Patch testing and skin allergies

Allergic contact dermatitis occurs when you become allergic to substances that interact with your skin. Skin allergy is commonplace in Australia, and cosmetics, fragrance, nickel and preservatives are common allergens.


Often, people don’t realise that a skin allergy may be causing their dermatitis. The time-course or the exposure and reaction are often complicated or unclear, and allergens can hide in products and items used daily that seem unlikely to be relevant to your skin. Patch testing explores whether a chemical or ingredient may be to blame.

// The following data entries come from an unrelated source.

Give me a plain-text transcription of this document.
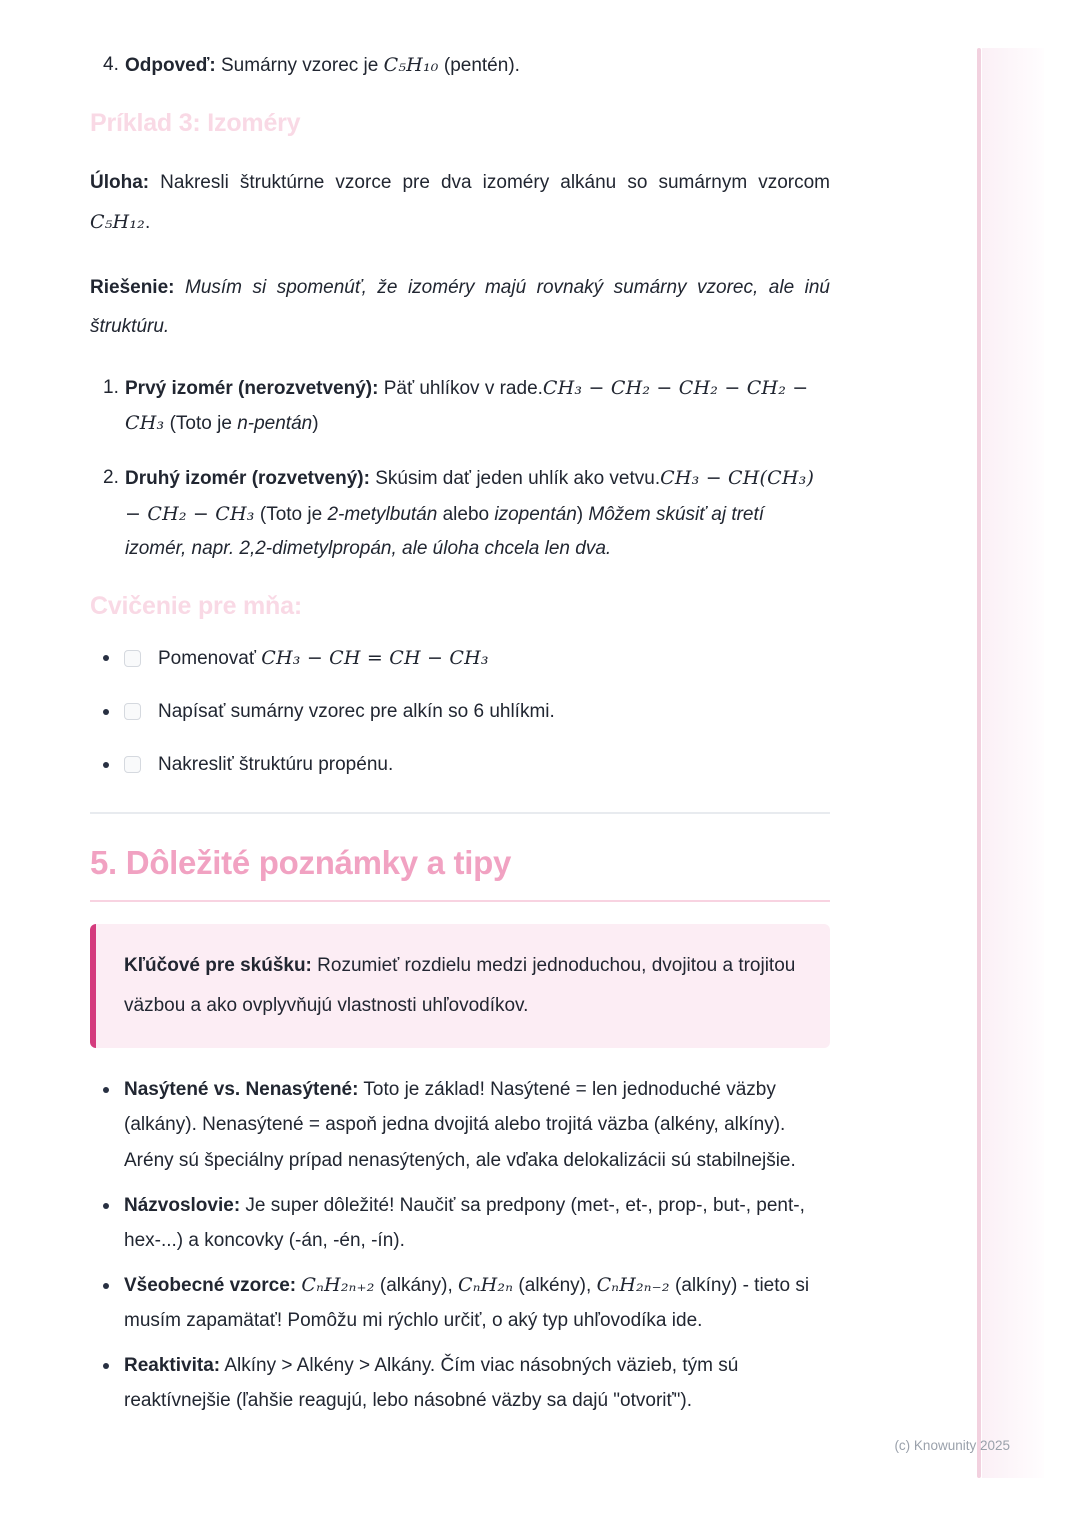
4. Odpoveď: Sumárny vzorec je C₅H₁₀ (pentén).

Príklad 3: Izoméry

Úloha: Nakresli štruktúrne vzorce pre dva izoméry alkánu so sumárnym vzorcom C₅H₁₂.

Riešenie: Musím si spomenúť, že izoméry majú rovnaký sumárny vzorec, ale inú štruktúru.

1. Prvý izomér (nerozvetvený): Päť uhlíkov v rade.CH₃ − CH₂ − CH₂ − CH₂ − CH₃ (Toto je n-pentán)

2. Druhý izomér (rozvetvený): Skúsim dať jeden uhlík ako vetvu.CH₃ − CH(CH₃) − CH₂ − CH₃ (Toto je 2-metylbután alebo izopentán) Môžem skúsiť aj tretí izomér, napr. 2,2-dimetylpropán, ale úloha chcela len dva.

Cvičenie pre mňa:
Pomenovať CH₃ − CH = CH − CH₃
Napísať sumárny vzorec pre alkín so 6 uhlíkmi.
Nakresliť štruktúru propénu.
5. Dôležité poznámky a tipy

Kľúčové pre skúšku: Rozumieť rozdielu medzi jednoduchou, dvojitou a trojitou väzbou a ako ovplyvňujú vlastnosti uhľovodíkov.

Nasýtené vs. Nenasýtené: Toto je základ! Nasýtené = len jednoduché väzby (alkány). Nenasýtené = aspoň jedna dvojitá alebo trojitá väzba (alkény, alkíny). Arény sú špeciálny prípad nenasýtených, ale vďaka delokalizácii sú stabilnejšie.

Názvoslovie: Je super dôležité! Naučiť sa predpony (met-, et-, prop-, but-, pent-, hex-...) a koncovky (-án, -én, -ín).

Všeobecné vzorce: CₙH₂ₙ₊₂ (alkány), CₙH₂ₙ (alkény), CₙH₂ₙ₋₂ (alkíny) - tieto si musím zapamätať! Pomôžu mi rýchlo určiť, o aký typ uhľovodíka ide.

Reaktivita: Alkíny > Alkény > Alkány. Čím viac násobných väzieb, tým sú reaktívnejšie (ľahšie reagujú, lebo násobné väzby sa dajú "otvoriť").

(c) Knowunity 2025
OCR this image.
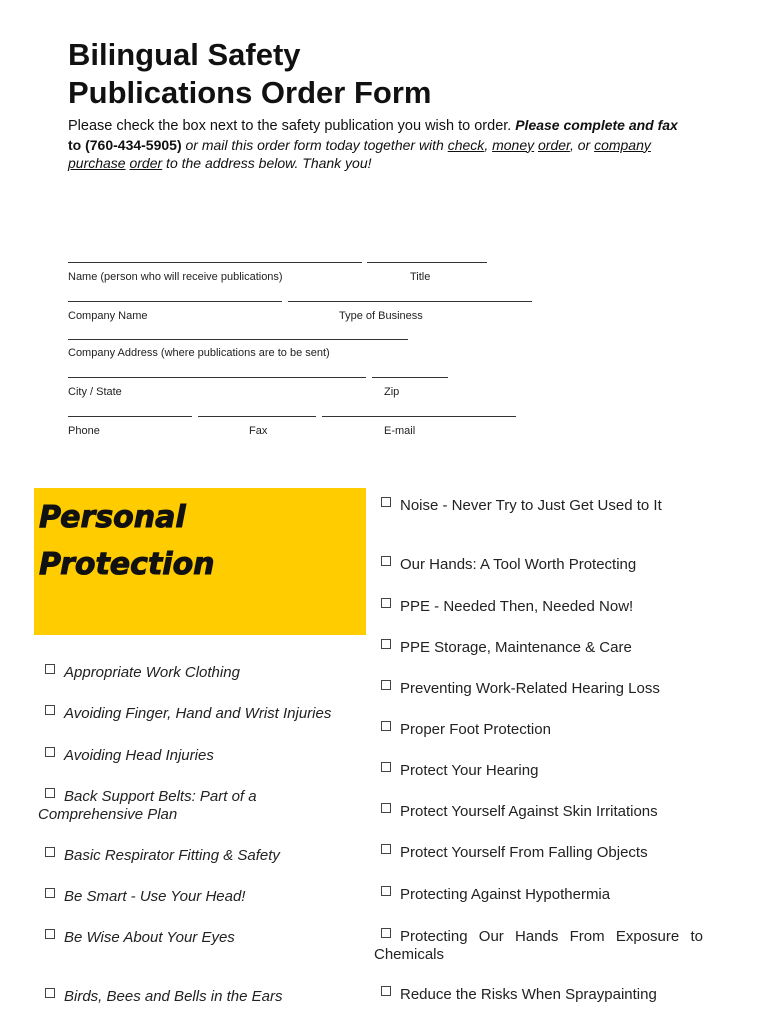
Bilingual Safety
Publications Order Form
Please check the box next to the safety publication you wish to order. Please complete and fax
to (760-434-5905) or mail this order form today together with check, money order, or company
purchase order to the address below. Thank you!
Name (person who will receive publications)	Title
Company Name	Type of Business
Company Address (where publications are to be sent)
City / State	Zip
Phone	Fax	E-mail
Personal
Protection
Appropriate Work Clothing
Avoiding Finger, Hand and Wrist Injuries
Avoiding Head Injuries
Back Support Belts: Part of a Comprehensive Plan
Basic Respirator Fitting & Safety
Be Smart - Use Your Head!
Be Wise About Your Eyes
Birds, Bees and Bells in the Ears
Noise - Never Try to Just Get Used to It
Our Hands: A Tool Worth Protecting
PPE - Needed Then, Needed Now!
PPE Storage, Maintenance & Care
Preventing Work-Related Hearing Loss
Proper Foot Protection
Protect Your Hearing
Protect Yourself Against Skin Irritations
Protect Yourself From Falling Objects
Protecting Against Hypothermia
Protecting Our Hands From Exposure to Chemicals
Reduce the Risks When Spraypainting
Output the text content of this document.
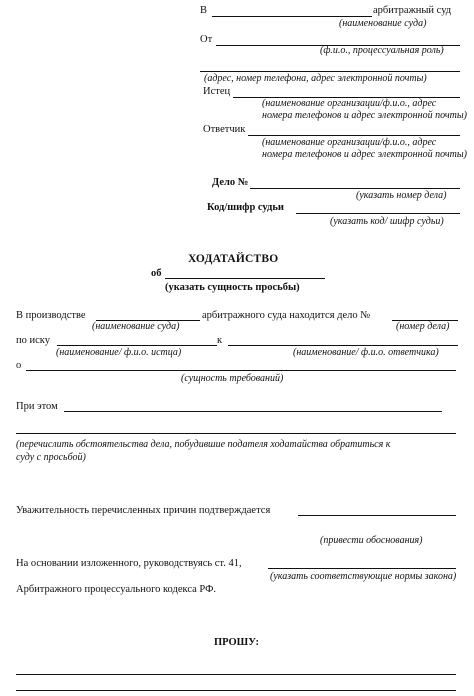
В	арбитражный суд
(наименование суда)
От
(ф.и.о., процессуальная роль)
(адрес, номер телефона, адрес электронной почты)
Истец
(наименование организации/ф.и.о., адрес
номера телефонов и адрес электронной почты)
Ответчик
(наименование организации/ф.и.о., адрес
номера телефонов и адрес электронной почты)
Дело №
(указать номер дела)
Код/шифр судьи
(указать код/ шифр судьи)
ХОДАТАЙСТВО
об
(указать сущность просьбы)
В производстве	арбитражного суда находится дело №
(наименование суда)	(номер дела)
по иску	к
(наименование/ ф.и.о. истца)	(наименование/ ф.и.о. ответчика)
о
(сущность требований)
При этом
(перечислить обстоятельства дела, побудившие подателя ходатайства обратиться к
суду с просьбой)
Уважительность перечисленных причин подтверждается
(привести обоснования)
На основании изложенного, руководствуясь ст. 41,
(указать соответствующие нормы закона)
Арбитражного процессуального кодекса РФ.
ПРОШУ:
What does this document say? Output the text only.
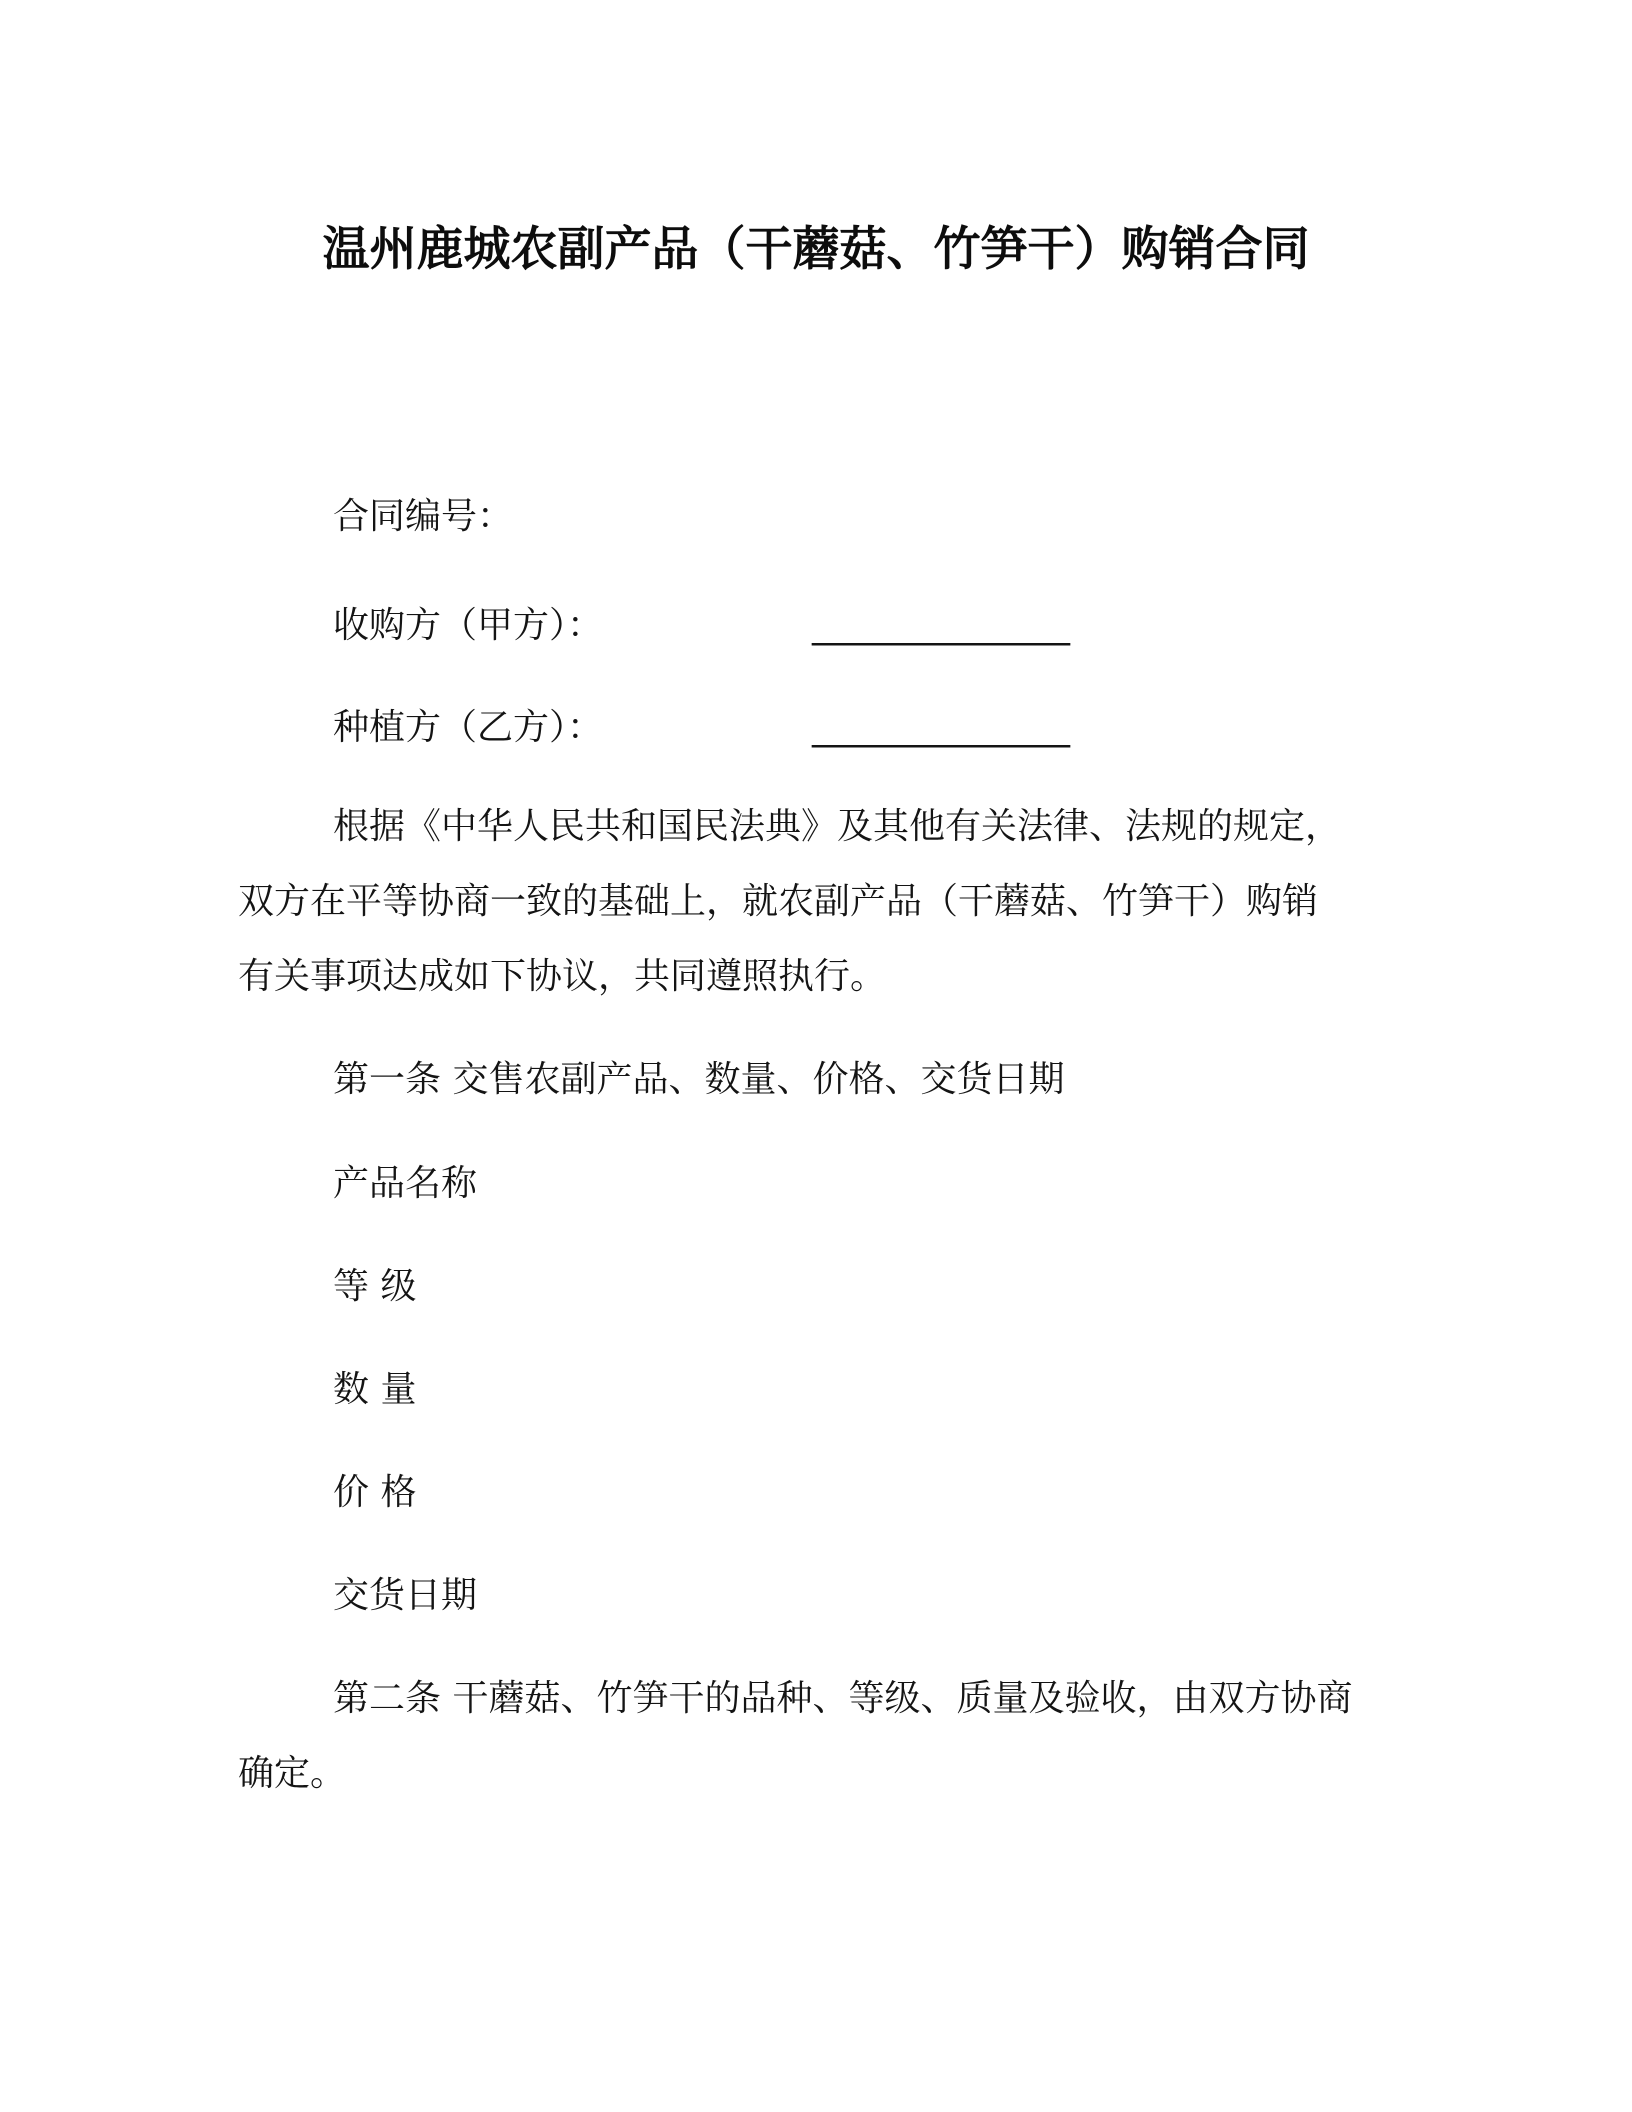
温州鹿城农副产品（干蘑菇、竹笋干）购销合同
合同编号：
收购方（甲方）：	________________
种植方（乙方）：	________________
根据《中华人民共和国民法典》及其他有关法律、法规的规定，
双方在平等协商一致的基础上，就农副产品（干蘑菇、竹笋干）购销
有关事项达成如下协议，共同遵照执行。
第一条 交售农副产品、数量、价格、交货日期
产品名称
等 级
数 量
价 格
交货日期
第二条 干蘑菇、竹笋干的品种、等级、质量及验收，由双方协商
确定。
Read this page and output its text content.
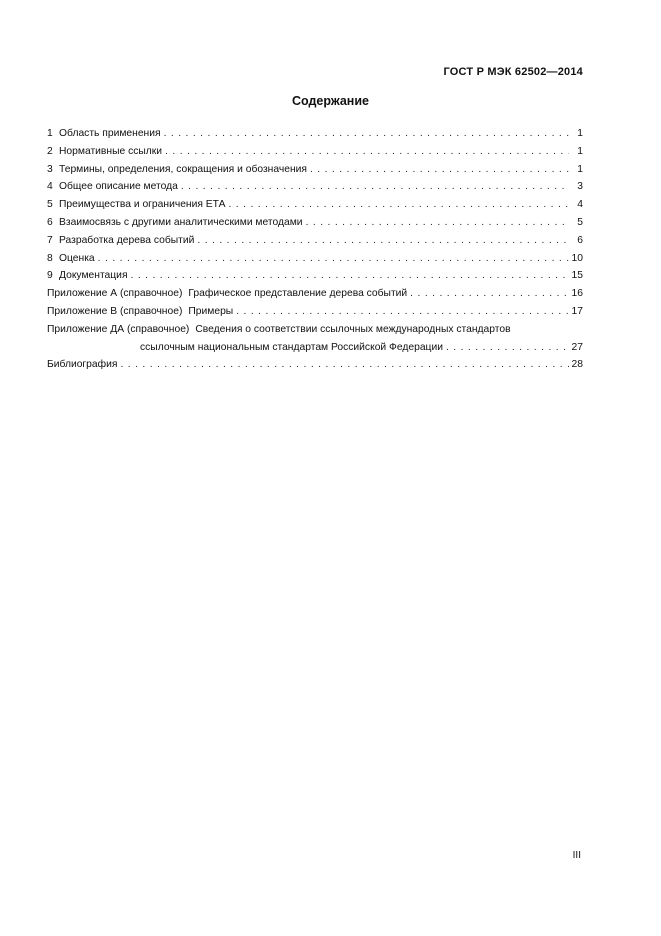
ГОСТ Р МЭК 62502—2014
Содержание
1 Область применения . . .	1
2 Нормативные ссылки . . .	1
3 Термины, определения, сокращения и обозначения . . .	1
4 Общее описание метода . . .	3
5 Преимущества и ограничения ЕТА . . .	4
6 Взаимосвязь с другими аналитическими методами . . .	5
7 Разработка дерева событий . . .	6
8 Оценка . . .	10
9 Документация . . .	15
Приложение А (справочное) Графическое представление дерева событий . . .	16
Приложение В (справочное) Примеры . . .	17
Приложение ДА (справочное) Сведения о соответствии ссылочных международных стандартов
ссылочным национальным стандартам Российской Федерации . . .	27
Библиография . . .	28
III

This kind of testing is done by applying small amounts of allergens onto a series of patch adhesives on a patient’s back. It is different from skin prick (needle) testing, which tests for different kinds of allergies such as hay fever or hives, not eczema. Usually, at least 60 patches (The Australian Baseline Series) are tested at one time. At Q Dermatology we can even test your own products to see if you are allergic, as well as ordering special additional allergy tests where required, for patients with particular circumstances. Testing is an involved process, and requires three appointments in one week, with the adhesive patches applied on a Monday, removed on a Wednesday, and the reactions read from your back on the Friday. Any patches that have caused a red area indicate a positive reaction, and suggest an allergy.

If you wonder whether allergy may be contributing to your eczema, please discuss this with your dermatologist at Q Dermatology. Allergy testing is not always useful for all patients; however, it may provide incredibly helpful answers when performed appropriately, with the correct tests.